Les thématiques annoncées semblent tout à fait légères : une promenade
en bateau au printemps, le mois de mai est qualifié de « joli », terme léger et positif, et dès le deuxième vers les « Dames » apparaissent. Ce terme évoque des femmes d’une catégorie
sociale aisée, et ancre le poème dans une réminiscence des dames du Moyen Âge
et un contexte d’amour courtois. ( Rappelez vous l’influence du Moyen Age sur
la poésie d’Apollinaire que nous avons étudiée.)

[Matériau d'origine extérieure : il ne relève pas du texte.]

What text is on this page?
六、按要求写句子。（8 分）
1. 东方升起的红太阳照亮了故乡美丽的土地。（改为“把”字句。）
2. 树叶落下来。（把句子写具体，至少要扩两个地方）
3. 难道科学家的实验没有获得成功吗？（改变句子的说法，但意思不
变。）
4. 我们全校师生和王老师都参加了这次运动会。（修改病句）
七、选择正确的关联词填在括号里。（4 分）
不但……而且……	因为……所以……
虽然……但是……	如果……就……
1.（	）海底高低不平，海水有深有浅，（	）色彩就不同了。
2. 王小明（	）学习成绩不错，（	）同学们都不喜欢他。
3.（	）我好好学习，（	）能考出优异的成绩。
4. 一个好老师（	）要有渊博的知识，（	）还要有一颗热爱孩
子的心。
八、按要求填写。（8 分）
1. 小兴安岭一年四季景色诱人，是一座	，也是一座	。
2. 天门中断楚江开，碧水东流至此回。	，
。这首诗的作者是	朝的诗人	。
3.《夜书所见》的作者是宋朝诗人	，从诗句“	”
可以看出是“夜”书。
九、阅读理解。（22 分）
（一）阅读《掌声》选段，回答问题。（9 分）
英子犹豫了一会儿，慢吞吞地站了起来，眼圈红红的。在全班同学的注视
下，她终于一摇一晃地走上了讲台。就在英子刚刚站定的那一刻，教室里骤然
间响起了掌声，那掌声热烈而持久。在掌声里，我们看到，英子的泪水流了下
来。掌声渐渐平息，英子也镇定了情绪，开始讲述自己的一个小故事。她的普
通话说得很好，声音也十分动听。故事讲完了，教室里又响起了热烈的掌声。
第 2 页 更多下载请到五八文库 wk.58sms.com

Et pourtant, dès le troisième vers, cette tonalité heureuse se
fane. Alors que l’adresse du poète aux dames en question, « Vous êtes si jolies », poursuit le thème de
l’amour et de la séduction, le « mais » très fortement
adversatif et accentué par sa position juste après la césure rompt cette
illusion. Il ya un « mais », quelque chose qui ne va pas. Le lexique
se fait alors plus sombre : « s’éloigne », « pleurer », « se figeaient en arrière », jusqu’aux « pétales flétris » tout à fait antinomiques avec la saison heureuse
des floraisons. Une tristesse est installée par ce vocabulaire aux connotations
mélancoliques de séparation.
2. Le cadre de la reverdie est bien présent dans le titre, tout
d’abord : le mois de mai appartient aux éléments de décor traditionnels de ce
genre poétique. Ce décor naturel est particulièrement mis en valeur dans les
deux premières strophes : « Rhin », « montagne », « saules », « vergers », « pétales », « cerisiers de mai ». Le terme de « verger » s’ancre lui aussi dans la poésie médiévale, en rappelant les «
vergers courtois », les locus amoenus, lieux
idylliques propices aux amours naissantes.

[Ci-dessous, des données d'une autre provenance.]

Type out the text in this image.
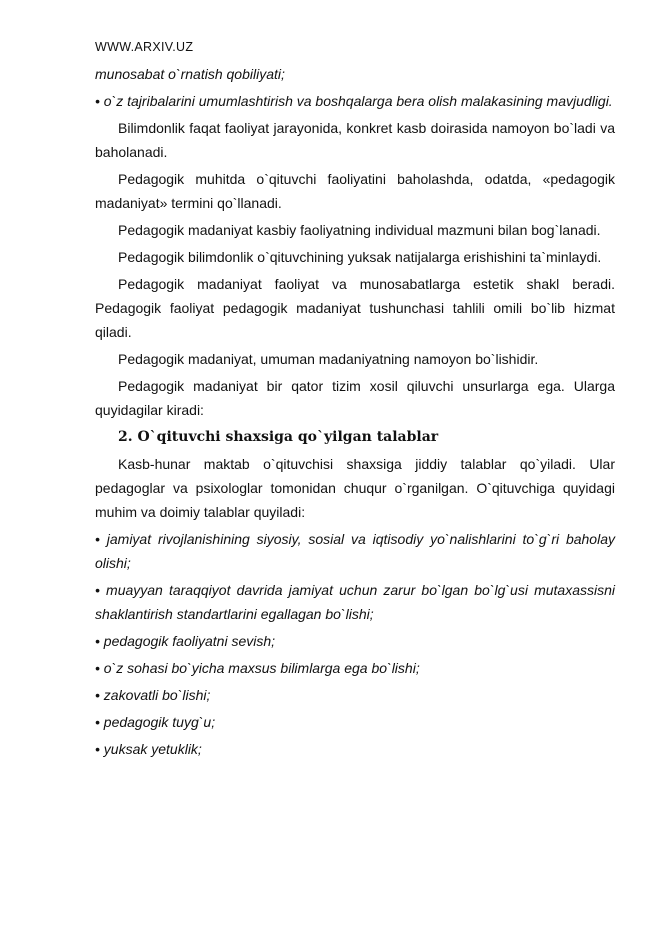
WWW.ARXIV.UZ

munosabat o`rnatish qobiliyati;

• o`z tajribalarini umumlashtirish va boshqalarga bera olish malakasining mavjudligi.

Bilimdonlik faqat faoliyat jarayonida, konkret kasb doirasida namoyon bo`ladi va baholanadi.

Pedagogik muhitda o`qituvchi faoliyatini baholashda, odatda, «pedagogik madaniyat» termini qo`llanadi.

Pedagogik madaniyat kasbiy faoliyatning individual mazmuni bilan bog`lanadi.

Pedagogik bilimdonlik o`qituvchining yuksak natijalarga erishishini ta`minlaydi.

Pedagogik madaniyat faoliyat va munosabatlarga estetik shakl beradi. Pedagogik faoliyat pedagogik madaniyat tushunchasi tahlili omili bo`lib hizmat qiladi.

Pedagogik madaniyat, umuman madaniyatning namoyon bo`lishidir.

Pedagogik madaniyat bir qator tizim xosil qiluvchi unsurlarga ega. Ularga quyidagilar kiradi:

2. O`qituvchi shaxsiga qo`yilgan talablar

Kasb-hunar maktab o`qituvchisi shaxsiga jiddiy talablar qo`yiladi. Ular pedagoglar va psixologlar tomonidan chuqur o`rganilgan. O`qituvchiga quyidagi muhim va doimiy talablar quyiladi:

• jamiyat rivojlanishining siyosiy, sosial va iqtisodiy yo`nalishlarini to`g`ri baholay olishi;

• muayyan taraqqiyot davrida jamiyat uchun zarur bo`lgan bo`lg`usi mutaxassisni shaklantirish standartlarini egallagan bo`lishi;

• pedagogik faoliyatni sevish;

• o`z sohasi bo`yicha maxsus bilimlarga ega bo`lishi;

• zakovatli bo`lishi;

• pedagogik tuyg`u;

• yuksak yetuklik;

Enfin, comme dans la reverdie traditionnelle, le thème de
l’amour est immédiat : la séduction du compliment « Vous êtes si jolies », la promenade en
barque, et la mention de « celle
que j’ai tant aimée ». Ce sont cependant ces mots qui montrent comment Apollinaire
renouvelle le motif, en l’inversant car le mois de mai n’est plus celui de
l’amour trouvé, mais celui de l’amour perdu. Le passé composé « j’ai tant
aimée » renvoie en effet cette femme dans un temps révolu, et, par
l’intensif « tant », on comprend que les
regrets du poète sont au coeur de ce poème et qu’il évoque une rupture
amoureuse.
3. Dans le deuxième quatrain, la description des vergers se mêle à
celle de la femme aimée. Elle est assez sombre : les vergers « se figeaient en arrière ». L’immobilité et le
renvoi à ce qui est passé annoncent tous deux la mort. De la même manière, les
pétales sont « tombés » et « flétris », comme si ce printemps était déjà arrivé en automne, saison de
la mélancolie et du deuil dans Alcools. ( Cherchez tous les poèmes qui évoquent l’automne « la
saison mentale » d’Apollinaire.) La femme est décrite par la métaphore des
pétales de cerisiers qui, par leur forme oblongue et leur couleur blanche,
rappellent au poète les « ongles
» de la femme aimée,
avant d’être associés, par leur caractère « flétris » cette fois, à ses « paupières ».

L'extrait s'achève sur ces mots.